The Court next examines whether Mr. Vasquez has shown that extraordinary and compelling reasons warrant a reduction of his sentence. In United States v. Brooker, the Second Circuit held that “the First Step Act freed district courts to consider the full slate of extraordinary and compelling reasons that an imprisoned person might bring before them in motions for compassionate release” and that a “a district court's discretion in this area . . . is broad.” 976 F.3d 228, 237 (2d Cir. 2020). “The only statutory limit on what a court may consider to be extraordinary and compelling is that rehabilitation alone shall not be considered an extraordinary and compelling reason.” Id. at 238. This broad discretion was codified in Section 1B1.13 (the Policy Statement covering applications for a sentence reduction under 18 U.S.C. § 3582(c)(1)(A)) of the recently amended Sentencing Guidelines, which went into effect as of November 1, 2023. In addition to defining certain specific circumstances in which extraordinary and compelling reasons may exist, Section 1B1.13 includes a catch-all provision that provides that extraordinary and compelling circumstances may exist if “[t]he defendant presents any other circumstances that, when considered by themselves or together with any of the reasons described [herein], are similar in gravity to those described [herein].” U.S.S.G § 1B1.13(b)(5).

Mr. Vasquez contends that a number of factors, considered together, warrant a reduction, including: intervening changes in sentencing law and with respect to Section 924(c) stacking; the unusually long duration of his sentence; disparities between his sentence and the sentences imposed on his co-defendants who have already been resentenced; and his significant rehabilitation. ECF No. 468 at 5-17. The Government agrees with Mr. Vasquez that intervening changes in sentencing law and with respect to Section 924(c) stacking and disparities between Mr. Vasquez's sentence and the sentences imposed on his co-defendants are extraordinary and compelling reasons for a modification of his sentence. ECF No. 471 at 7-8.

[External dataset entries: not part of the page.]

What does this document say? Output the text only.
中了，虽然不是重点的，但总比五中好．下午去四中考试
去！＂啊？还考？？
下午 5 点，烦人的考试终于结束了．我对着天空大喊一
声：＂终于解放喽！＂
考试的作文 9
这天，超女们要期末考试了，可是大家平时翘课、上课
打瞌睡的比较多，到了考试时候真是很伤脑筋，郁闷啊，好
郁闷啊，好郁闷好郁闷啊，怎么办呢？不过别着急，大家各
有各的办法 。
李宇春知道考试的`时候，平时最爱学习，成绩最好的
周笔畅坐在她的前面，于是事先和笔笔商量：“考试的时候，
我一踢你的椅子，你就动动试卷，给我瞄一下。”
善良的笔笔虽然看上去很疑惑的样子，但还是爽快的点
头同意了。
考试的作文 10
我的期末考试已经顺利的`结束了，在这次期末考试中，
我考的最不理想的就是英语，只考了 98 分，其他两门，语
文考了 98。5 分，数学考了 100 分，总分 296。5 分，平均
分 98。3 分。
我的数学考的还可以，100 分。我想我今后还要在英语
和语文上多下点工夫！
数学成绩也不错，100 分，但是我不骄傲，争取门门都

A. Section 924(c) Stacking and Changes to the Sentencing Laws

Beyond just granting district courts the broad discretion to consider “the full slate of extraordinary and compelling reasons” why compassionate release might be appropriate, the First Step Act also “took the extraordinary step of outlawing the draconian practice of stacking § 924(c) convictions for sentencing purposes in a single prosecution.” United States v. Haynes, 456 F.Supp.3d 496, 502 (E.D.N.Y. Apr. 22, 2020). Although the First Step Act did not make this change retroactive, courts, including the Supreme Court, have found that, where a change in the applicable sentencing law would result in a lower sentence, that development can constitute an extraordinary and compelling reason justifying a sentence reduction. See, e.g., Concepcion v. United States, 597 U.S. 481, 500 (2022) (“[T]he First Step Act allows district courts to consider intervening changes of law or fact in exercising their discretion to reduce a sentence pursuant to the First Step Act.”); United States v. Campbell, No. 20-4204, 2022 WL 199954, at *2 (2d Cir. Jan. 24, 2022) (remanding for reconsideration of compassionate release motion because “changes in sentencing law” may constitute “extraordinary and compelling reasons justifying a sentence reduction”); United States v. Byam, No. 12-cr-586, 2024 WL 1556741, at *5 (E.D.N.Y. Apr. 10, 2024) (“[T]aking Congress's legislative rejection of stacking into account . . ., the Court finds the drastic disparity between [the defendant's] sentence and the sentence he would receive today is an extraordinary and compelling reason to grant his motion.”); United States v. Carlton, No. 05-cr-796, 2022 WL 17104061, at *5 (E.D.N.Y. Nov. 22, 2022) (finding that a 50-year sentence was unusually severe after considering changes in the applicable sentencing guidelines and that the defendant was only 28 at the time he committed the offense).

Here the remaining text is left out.